THE INVISIBLE KINGDOM
A new look at chronic diseases
By Meghan O’Rourke
Memoirs of illness, which seemed so surprising and courageous when their first modern iterations were published by authors like Kay Redfield Jamison and William Styron, are now fairly standard. They tend to follow a formula that reaches a apotheosis when the author either triumphs over the illness and becomes thankful for the lessons, or succumbs and writes the last pages wiser for the suffering, though sometimes heirs are left behind to finish the story. to round. In other words, such books are sometimes inspiring and sometimes quietly tragic, but mostly redemptive. Self-reflection on illness has become so commonplace that it is almost impossible to revive the project.
This makes Meghan O’Rourke’s translucent “The Invisible Kingdom” – a profound, at times lyrical, deeply moving portrayal of a nebulous constellation of disease – all the more remarkable. She deftly steers between the Scylla of cynicism and the Charybdis of Romanticism, achieving an authentically original voice and, perhaps more amazingly, an authentically original perspective. Closer to choice and necessarily an interpreter of medical doctrine, she brings elegant discipline to her description of a terrible decade lost to overdetermined symptoms misdiagnosed or dismissed as hypochondria. O’Rourke isn’t afraid to gauge the depth of her condition; there are no jokes about starving children in developing countries who have it worse, although she nods to underprivileged populations for whom conditions like hers provoke medical neglect and lead to bankruptcy. The book reads partly like a good mystery: It alludes to being better from the start, but we’re constantly guessing which doctor or intervention made the decisive difference. Her primary complaint appears to have been Lyme disease with some sort of autoimmune and microbiome complexity involved, but these diagnoses coexist or coexist with other complaints, and although she is much better now, she remains far from healthy. At its worst, “I felt like my body was made of sand and molasses had invaded my brain.” Time and again she finds language sufficient for her intense weakness.
The book is not only a memoir of her illness, but a document of years of research, partly for this book, but much of it to preserve her sanity. “My ability to gather information felt like the only control I had left,” she writes, noting that it takes an average of three years and four doctors to diagnose an autoimmune disease. During this period, patients are often not believed, as she was told, to imagine symptoms that they feel very definitively. O’Rourke speaks of “the special horror of not only being sick but marginalized — your testimony rejected because your lab work doesn’t match a pre-existing pattern.” Some of her trust in doctors was naive or thoughtless, but she showed a tenacity that is the backbone of the book. In some cases, her courage was misplaced. “Many of us are people who, when we don’t have a good choice, shrug our shoulders at the hands of people we don’t trust looking for help,” she writes. But she had to persevere: not only because the condition she was in was unbearable, but also because she felt at least vaguely recognizable by accepting the reality of her suffering. “The disease was serious but invisible. And that invisibility made all the difference — it made me invisible, which almost killed me myself.” Her book is little celebrated, but it is a triumphant document of her refusal to be unseen, her continued dedication to persuasion. “Where science is silent, story creeps in,” she writes, and her construction of the story is her last defense.
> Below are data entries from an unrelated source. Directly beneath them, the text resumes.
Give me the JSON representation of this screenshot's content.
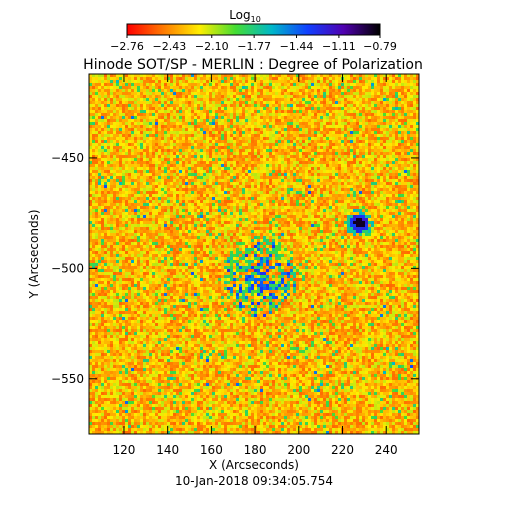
{
  "chart_data": {
    "type": "heatmap",
    "title": "Hinode SOT/SP - MERLIN : Degree of Polarization",
    "xlabel": "X (Arcseconds)",
    "ylabel": "Y (Arcseconds)",
    "timestamp": "10-Jan-2018 09:34:05.754",
    "xlim": [
      104,
      255
    ],
    "ylim": [
      -575,
      -412
    ],
    "x_ticks": [
      {
        "value": 120,
        "label": "120"
      },
      {
        "value": 140,
        "label": "140"
      },
      {
        "value": 160,
        "label": "160"
      },
      {
        "value": 180,
        "label": "180"
      },
      {
        "value": 200,
        "label": "200"
      },
      {
        "value": 220,
        "label": "220"
      },
      {
        "value": 240,
        "label": "240"
      }
    ],
    "y_ticks": [
      {
        "value": -450,
        "label": "−450"
      },
      {
        "value": -500,
        "label": "−500"
      },
      {
        "value": -550,
        "label": "−550"
      }
    ],
    "colorbar": {
      "title_main": "Log",
      "title_sub": "10",
      "range": [
        -2.76,
        -0.79
      ],
      "ticks": [
        {
          "value": -2.76,
          "label": "−2.76"
        },
        {
          "value": -2.43,
          "label": "−2.43"
        },
        {
          "value": -2.1,
          "label": "−2.10"
        },
        {
          "value": -1.77,
          "label": "−1.77"
        },
        {
          "value": -1.44,
          "label": "−1.44"
        },
        {
          "value": -1.11,
          "label": "−1.11"
        },
        {
          "value": -0.79,
          "label": "−0.79"
        }
      ],
      "colors": [
        "#ff0000",
        "#ff7a00",
        "#ffee00",
        "#44dd33",
        "#00b8c8",
        "#1040ff",
        "#5000b0",
        "#000000"
      ]
    },
    "features": [
      {
        "name": "network-patch",
        "x": [
          165,
          198
        ],
        "y": [
          -485,
          -522
        ],
        "level": -1.25
      },
      {
        "name": "spot",
        "x": 227,
        "y": -479,
        "level": -0.85
      }
    ]
  }
}
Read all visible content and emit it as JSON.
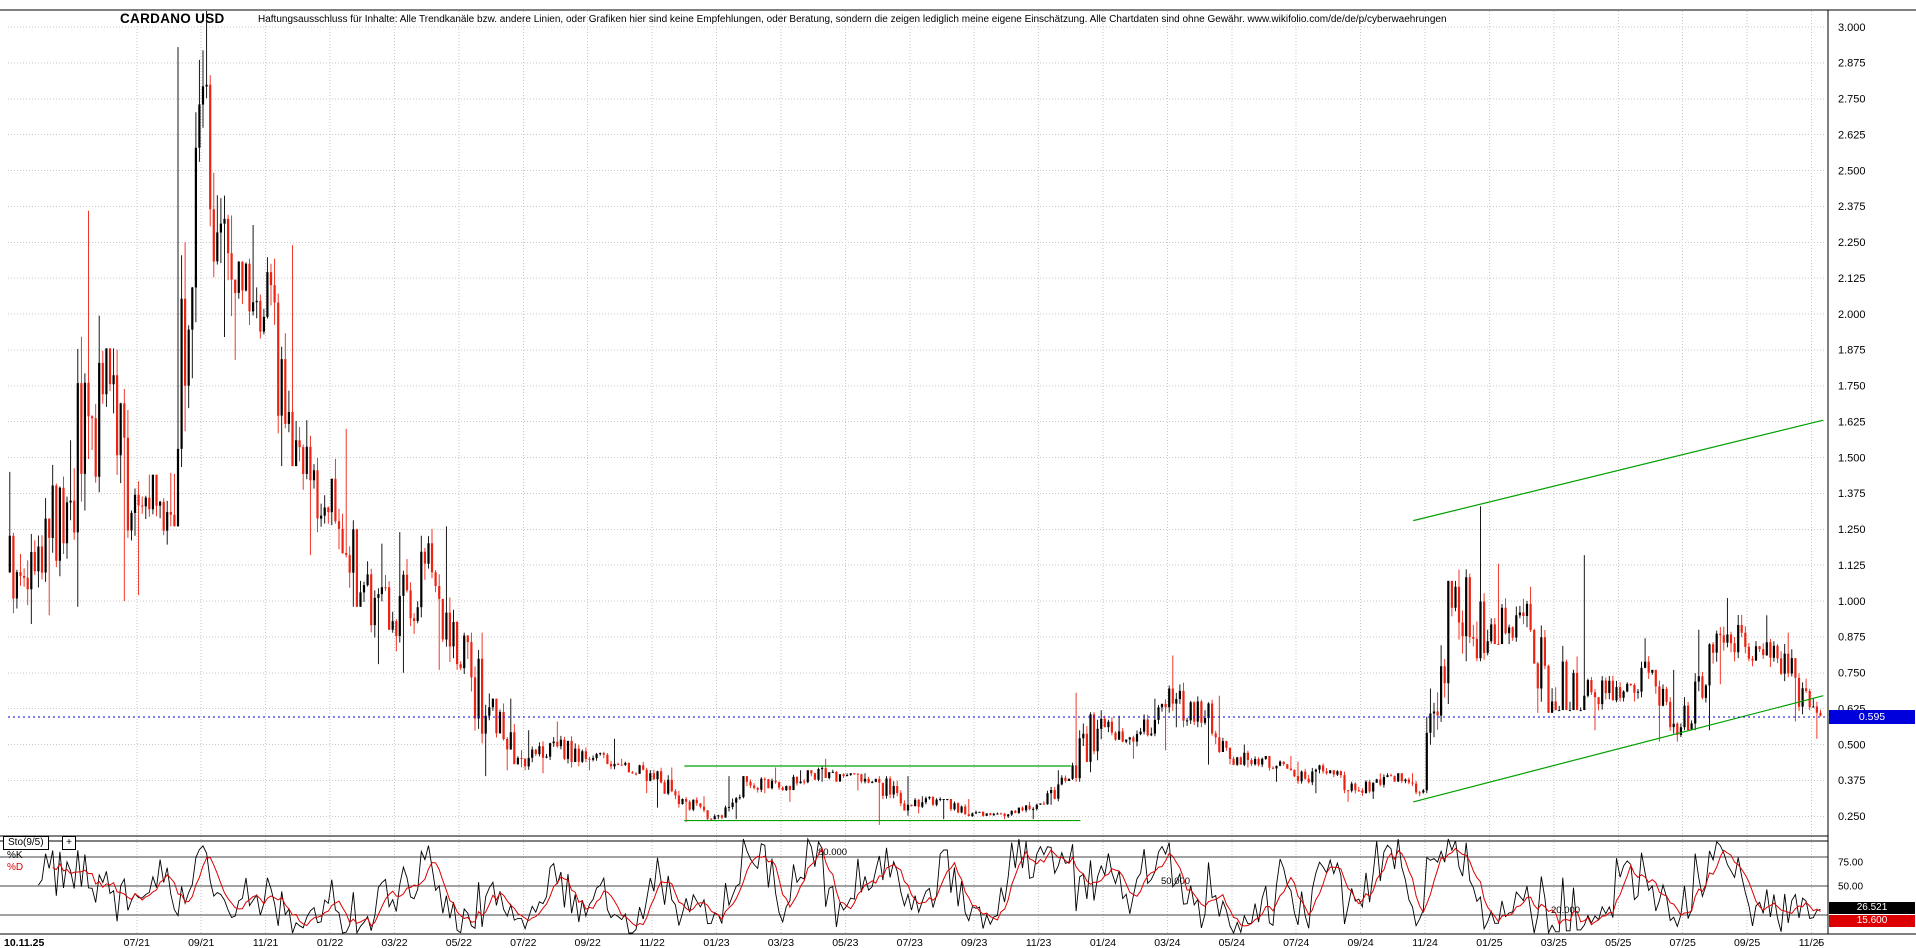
{
  "header": {
    "disclaimer": "Haftungsausschluss für Inhalte: Alle Trendkanäle bzw. andere Linien, oder Grafiken hier sind keine Empfehlungen, oder Beratung, sondern die zeigen lediglich meine eigene Einschätzung. Alle Chartdaten sind ohne Gewähr.  www.wikifolio.com/de/de/p/cyberwaehrungen"
  },
  "controls": {
    "zoom_out_label": "-"
  },
  "colors": {
    "up": "#000000",
    "down": "#ee2211",
    "grid": "#c9c9c9",
    "axis": "#000000",
    "trend_green": "#00a000",
    "price_marker_bg": "#0000dd",
    "k_line": "#000000",
    "d_line": "#dd0000"
  },
  "chart_data": {
    "type": "candlestick",
    "title": "CARDANO USD",
    "start_month": "2021-03",
    "end_date": "2025-11-10",
    "last_date_label": "10.11.25",
    "last_price": 0.595,
    "last_price_label": "0.595",
    "y_tick_labels": [
      "3.000",
      "2.875",
      "2.750",
      "2.625",
      "2.500",
      "2.375",
      "2.250",
      "2.125",
      "2.000",
      "1.875",
      "1.750",
      "1.625",
      "1.500",
      "1.375",
      "1.250",
      "1.125",
      "1.000",
      "0.875",
      "0.750",
      "0.625",
      "0.500",
      "0.375",
      "0.250"
    ],
    "x_tick_labels": [
      "07/21",
      "09/21",
      "11/21",
      "01/22",
      "03/22",
      "05/22",
      "07/22",
      "09/22",
      "11/22",
      "01/23",
      "03/23",
      "05/23",
      "07/23",
      "09/23",
      "11/23",
      "01/24",
      "03/24",
      "05/24",
      "07/24",
      "09/24",
      "11/24",
      "01/25",
      "03/25",
      "05/25",
      "07/25",
      "09/25",
      "11/25"
    ],
    "y_range": [
      0.18,
      3.06
    ],
    "columns": [
      "month",
      "open",
      "high",
      "low",
      "close"
    ],
    "monthly_ohlc": [
      [
        "2021-03",
        1.1,
        1.45,
        0.92,
        1.19
      ],
      [
        "2021-04",
        1.19,
        1.56,
        0.95,
        1.35
      ],
      [
        "2021-05",
        1.35,
        2.36,
        0.98,
        1.72
      ],
      [
        "2021-06",
        1.72,
        1.88,
        1.0,
        1.37
      ],
      [
        "2021-07",
        1.37,
        1.44,
        1.02,
        1.31
      ],
      [
        "2021-08",
        1.31,
        2.93,
        1.26,
        2.73
      ],
      [
        "2021-09",
        2.73,
        3.09,
        1.92,
        2.12
      ],
      [
        "2021-10",
        2.12,
        2.31,
        1.84,
        1.99
      ],
      [
        "2021-11",
        1.99,
        2.24,
        1.47,
        1.56
      ],
      [
        "2021-12",
        1.56,
        1.63,
        1.16,
        1.31
      ],
      [
        "2022-01",
        1.31,
        1.6,
        0.98,
        1.03
      ],
      [
        "2022-02",
        1.03,
        1.2,
        0.78,
        0.93
      ],
      [
        "2022-03",
        0.93,
        1.24,
        0.75,
        1.13
      ],
      [
        "2022-04",
        1.13,
        1.26,
        0.76,
        0.78
      ],
      [
        "2022-05",
        0.78,
        0.89,
        0.39,
        0.63
      ],
      [
        "2022-06",
        0.63,
        0.66,
        0.41,
        0.45
      ],
      [
        "2022-07",
        0.45,
        0.55,
        0.4,
        0.51
      ],
      [
        "2022-08",
        0.51,
        0.58,
        0.42,
        0.45
      ],
      [
        "2022-09",
        0.45,
        0.52,
        0.41,
        0.43
      ],
      [
        "2022-10",
        0.43,
        0.45,
        0.33,
        0.4
      ],
      [
        "2022-11",
        0.4,
        0.42,
        0.28,
        0.31
      ],
      [
        "2022-12",
        0.31,
        0.32,
        0.23,
        0.25
      ],
      [
        "2023-01",
        0.25,
        0.39,
        0.24,
        0.37
      ],
      [
        "2023-02",
        0.37,
        0.42,
        0.33,
        0.35
      ],
      [
        "2023-03",
        0.35,
        0.41,
        0.3,
        0.4
      ],
      [
        "2023-04",
        0.4,
        0.45,
        0.37,
        0.39
      ],
      [
        "2023-05",
        0.39,
        0.4,
        0.34,
        0.38
      ],
      [
        "2023-06",
        0.38,
        0.39,
        0.22,
        0.29
      ],
      [
        "2023-07",
        0.29,
        0.32,
        0.26,
        0.31
      ],
      [
        "2023-08",
        0.31,
        0.31,
        0.24,
        0.26
      ],
      [
        "2023-09",
        0.26,
        0.27,
        0.24,
        0.25
      ],
      [
        "2023-10",
        0.25,
        0.3,
        0.24,
        0.29
      ],
      [
        "2023-11",
        0.29,
        0.41,
        0.29,
        0.38
      ],
      [
        "2023-12",
        0.38,
        0.68,
        0.37,
        0.59
      ],
      [
        "2024-01",
        0.59,
        0.6,
        0.45,
        0.51
      ],
      [
        "2024-02",
        0.51,
        0.66,
        0.48,
        0.63
      ],
      [
        "2024-03",
        0.63,
        0.81,
        0.56,
        0.65
      ],
      [
        "2024-04",
        0.65,
        0.67,
        0.43,
        0.45
      ],
      [
        "2024-05",
        0.45,
        0.5,
        0.42,
        0.45
      ],
      [
        "2024-06",
        0.45,
        0.46,
        0.37,
        0.39
      ],
      [
        "2024-07",
        0.39,
        0.44,
        0.33,
        0.4
      ],
      [
        "2024-08",
        0.4,
        0.41,
        0.3,
        0.34
      ],
      [
        "2024-09",
        0.34,
        0.4,
        0.31,
        0.39
      ],
      [
        "2024-10",
        0.39,
        0.4,
        0.32,
        0.34
      ],
      [
        "2024-11",
        0.34,
        1.07,
        0.33,
        1.05
      ],
      [
        "2024-12",
        1.05,
        1.33,
        0.79,
        0.86
      ],
      [
        "2025-01",
        0.86,
        1.13,
        0.85,
        0.96
      ],
      [
        "2025-02",
        0.96,
        1.05,
        0.61,
        0.65
      ],
      [
        "2025-03",
        0.65,
        1.16,
        0.62,
        0.67
      ],
      [
        "2025-04",
        0.67,
        0.74,
        0.55,
        0.7
      ],
      [
        "2025-05",
        0.7,
        0.87,
        0.65,
        0.75
      ],
      [
        "2025-06",
        0.75,
        0.76,
        0.51,
        0.56
      ],
      [
        "2025-07",
        0.56,
        0.9,
        0.55,
        0.82
      ],
      [
        "2025-08",
        0.82,
        1.01,
        0.71,
        0.84
      ],
      [
        "2025-09",
        0.84,
        0.95,
        0.77,
        0.8
      ],
      [
        "2025-10",
        0.8,
        0.89,
        0.58,
        0.63
      ],
      [
        "2025-11",
        0.63,
        0.66,
        0.52,
        0.6
      ]
    ],
    "overlays": {
      "current_price_line": 0.595,
      "support_lines": [
        {
          "price": 0.425,
          "from": "2022-12-01",
          "to": "2023-12-01"
        },
        {
          "price": 0.235,
          "from": "2022-12-01",
          "to": "2023-12-10"
        }
      ],
      "trend_channel": [
        {
          "from": {
            "date": "2024-10-20",
            "price": 1.28
          },
          "to": {
            "date": "2025-11-12",
            "price": 1.63
          }
        },
        {
          "from": {
            "date": "2024-10-20",
            "price": 0.3
          },
          "to": {
            "date": "2025-11-12",
            "price": 0.67
          }
        }
      ]
    },
    "indicator": {
      "name": "Sto(9/5)",
      "expand_label": "+",
      "type": "stochastic",
      "k_period": 9,
      "d_period": 5,
      "k_label": "%K",
      "d_label": "%D",
      "levels": [
        80,
        50,
        20
      ],
      "level_labels": [
        "80.000",
        "50.000",
        "20.000"
      ],
      "right_tick_labels": [
        "75.00",
        "50.00"
      ],
      "right_tick_values": [
        75,
        50
      ],
      "k_current": 26.521,
      "d_current": 15.6,
      "k_value_label": "26.521",
      "d_value_label": "15.600"
    }
  }
}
The experience of illness is one of dependence, and the social mores of our time regard dependence as weakness. “Your need, when you’re sick, can squeeze in your chest and work its way up and out of your throat,” writes O’Rourke. “I imagined it as a thick, viscous, poisonous gel that slipped out of me when nothing else could.” O’Rourke was terribly ill, with strange neurological spasms and abrupt painful sensations, sometimes here and sometimes there; with a lingering brain fog that made it nearly impossible to function; with strange digestive intolerances, she tried to temper through spartan dietary restrictions. She stayed in bed for days at a time, taking a break to see another doctor. She describes being believed to have somatic grief and trauma, a statement that, she says, seems to erase “the persistent reality of the body.” Yet her body was all she could inhabit. “I thought I couldn’t stay in the box that was my body anymore — and yet I had to.”